Clark Barrett - One of the best experts on this subject based on the ideXlab platform.

  • On solving quantified bit-vector constraints using invertibility conditions
    Formal Methods in System Design, 2021
    Co-Authors: Aina Niemetz, Andrew Reynolds, Clark Barrett, Mathias Preiner, Cesare Tinelli
    Abstract:

    We present a novel approach for solving quantified bit-vector constraints in Satisfiability Modulo Theories (SMT) based on computing symbolic inverses of bit-vector operators. We derive conditions that precisely characterize when bit-vector constraints are invertible for a representative set of bit-vector operators commonly supported by SMT solvers. We utilize syntax-guided synthesis techniques to aid in establishing these conditions and verify them independently by using several SMT solvers. We show that invertibility conditions can be embedded into Quantifier instantiations using Hilbert choice expressions and give experimental evidence that a counterexample-guided approach for Quantifier instantiation utilizing these techniques leads to performance improvements with respect to state-of-the-art solvers for quantified bit-vector constraints.

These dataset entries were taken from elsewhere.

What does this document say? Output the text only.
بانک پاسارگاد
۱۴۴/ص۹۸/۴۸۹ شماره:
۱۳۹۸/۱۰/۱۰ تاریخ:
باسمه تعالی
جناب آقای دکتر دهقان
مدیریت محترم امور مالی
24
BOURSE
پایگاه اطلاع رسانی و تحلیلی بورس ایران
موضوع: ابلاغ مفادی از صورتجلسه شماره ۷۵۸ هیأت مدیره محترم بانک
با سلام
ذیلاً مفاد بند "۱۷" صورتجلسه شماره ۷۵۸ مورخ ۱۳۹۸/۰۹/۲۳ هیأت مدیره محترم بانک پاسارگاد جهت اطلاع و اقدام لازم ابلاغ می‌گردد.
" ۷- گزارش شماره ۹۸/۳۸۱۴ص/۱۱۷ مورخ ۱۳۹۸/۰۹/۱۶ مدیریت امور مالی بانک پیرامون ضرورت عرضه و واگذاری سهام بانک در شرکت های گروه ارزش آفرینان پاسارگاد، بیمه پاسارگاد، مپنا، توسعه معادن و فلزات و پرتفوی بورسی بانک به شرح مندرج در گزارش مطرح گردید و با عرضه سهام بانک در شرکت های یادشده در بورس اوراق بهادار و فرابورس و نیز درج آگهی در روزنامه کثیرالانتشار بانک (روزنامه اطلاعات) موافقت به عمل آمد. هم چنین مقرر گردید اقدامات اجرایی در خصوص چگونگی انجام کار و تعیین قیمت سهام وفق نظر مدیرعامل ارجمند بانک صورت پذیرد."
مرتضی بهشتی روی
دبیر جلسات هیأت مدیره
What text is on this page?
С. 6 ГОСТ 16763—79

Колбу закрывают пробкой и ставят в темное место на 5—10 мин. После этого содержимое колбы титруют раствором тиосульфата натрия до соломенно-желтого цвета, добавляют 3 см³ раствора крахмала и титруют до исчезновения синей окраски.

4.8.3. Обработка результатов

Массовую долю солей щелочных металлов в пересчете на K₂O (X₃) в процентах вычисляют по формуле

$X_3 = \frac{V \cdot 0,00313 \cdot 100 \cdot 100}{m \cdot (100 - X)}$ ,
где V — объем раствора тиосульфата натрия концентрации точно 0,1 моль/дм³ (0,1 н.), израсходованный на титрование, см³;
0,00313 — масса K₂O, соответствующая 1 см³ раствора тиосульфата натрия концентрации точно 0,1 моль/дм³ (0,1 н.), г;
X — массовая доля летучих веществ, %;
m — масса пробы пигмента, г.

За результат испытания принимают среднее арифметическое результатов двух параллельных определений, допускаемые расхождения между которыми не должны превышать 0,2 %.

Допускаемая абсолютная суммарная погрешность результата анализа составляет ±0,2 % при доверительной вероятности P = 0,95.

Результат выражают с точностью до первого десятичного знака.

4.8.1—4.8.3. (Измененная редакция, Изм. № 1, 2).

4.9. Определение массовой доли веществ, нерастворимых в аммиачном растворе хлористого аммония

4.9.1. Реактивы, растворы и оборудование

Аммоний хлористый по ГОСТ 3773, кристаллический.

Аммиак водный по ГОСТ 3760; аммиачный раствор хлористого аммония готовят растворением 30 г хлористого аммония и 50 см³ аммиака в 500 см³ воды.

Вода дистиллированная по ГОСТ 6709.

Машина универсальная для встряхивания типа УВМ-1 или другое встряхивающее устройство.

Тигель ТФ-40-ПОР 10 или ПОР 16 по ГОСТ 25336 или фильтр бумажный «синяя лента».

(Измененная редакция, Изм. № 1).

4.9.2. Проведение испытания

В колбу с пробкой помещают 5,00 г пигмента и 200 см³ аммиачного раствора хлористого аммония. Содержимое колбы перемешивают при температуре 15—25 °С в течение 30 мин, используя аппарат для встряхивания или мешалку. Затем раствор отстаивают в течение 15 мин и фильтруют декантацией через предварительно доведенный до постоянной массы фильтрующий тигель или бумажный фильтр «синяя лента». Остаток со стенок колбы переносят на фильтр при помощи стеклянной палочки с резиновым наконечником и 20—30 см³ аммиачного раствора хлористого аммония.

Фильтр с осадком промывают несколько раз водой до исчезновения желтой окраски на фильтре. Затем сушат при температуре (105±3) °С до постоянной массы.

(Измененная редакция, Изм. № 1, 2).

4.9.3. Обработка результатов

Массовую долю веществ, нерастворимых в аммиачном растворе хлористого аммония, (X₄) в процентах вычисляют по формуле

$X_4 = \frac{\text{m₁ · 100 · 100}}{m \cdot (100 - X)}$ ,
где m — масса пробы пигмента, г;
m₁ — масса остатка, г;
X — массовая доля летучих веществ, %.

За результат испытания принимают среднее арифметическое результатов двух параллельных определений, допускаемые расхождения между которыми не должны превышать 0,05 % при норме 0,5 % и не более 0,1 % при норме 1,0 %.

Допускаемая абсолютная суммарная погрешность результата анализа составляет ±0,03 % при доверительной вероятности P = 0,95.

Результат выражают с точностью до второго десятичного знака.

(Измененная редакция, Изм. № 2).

  • Quantifier instantiation techniques for finite model finding in smt
    Conference on Automated Deduction, 2013
    Co-Authors: Andrew Reynolds, Cesare Tinelli, Amit Goel, Sava Krstic, Morgan Deters, Clark Barrett
    Abstract:

    SMT-based applications increasingly rely on SMT solvers being able to deal with quantified formulas. Current work shows that for formulas with Quantifiers over uninterpreted sorts counter-models can be obtained by integrating a finite model finding capability into the architecture of a modern SMT solver. We examine various strategies for on-demand Quantifier instantiation in this setting. Here, completeness can be achieved by considering all ground instances over the finite domain of each Quantifier. However, exhaustive instantiation quickly becomes unfeasible with larger domain sizes. We propose instantiation strategies to identify and consider only a selection of ground instances that suffices to determine the satisfiability of the input formula. We also examine heuristic Quantifier instantiation techniques such as E-matching for the purpose of accelerating the search. We give experimental evidence that our approach is practical for use in industrial applications and is competitive with other approaches.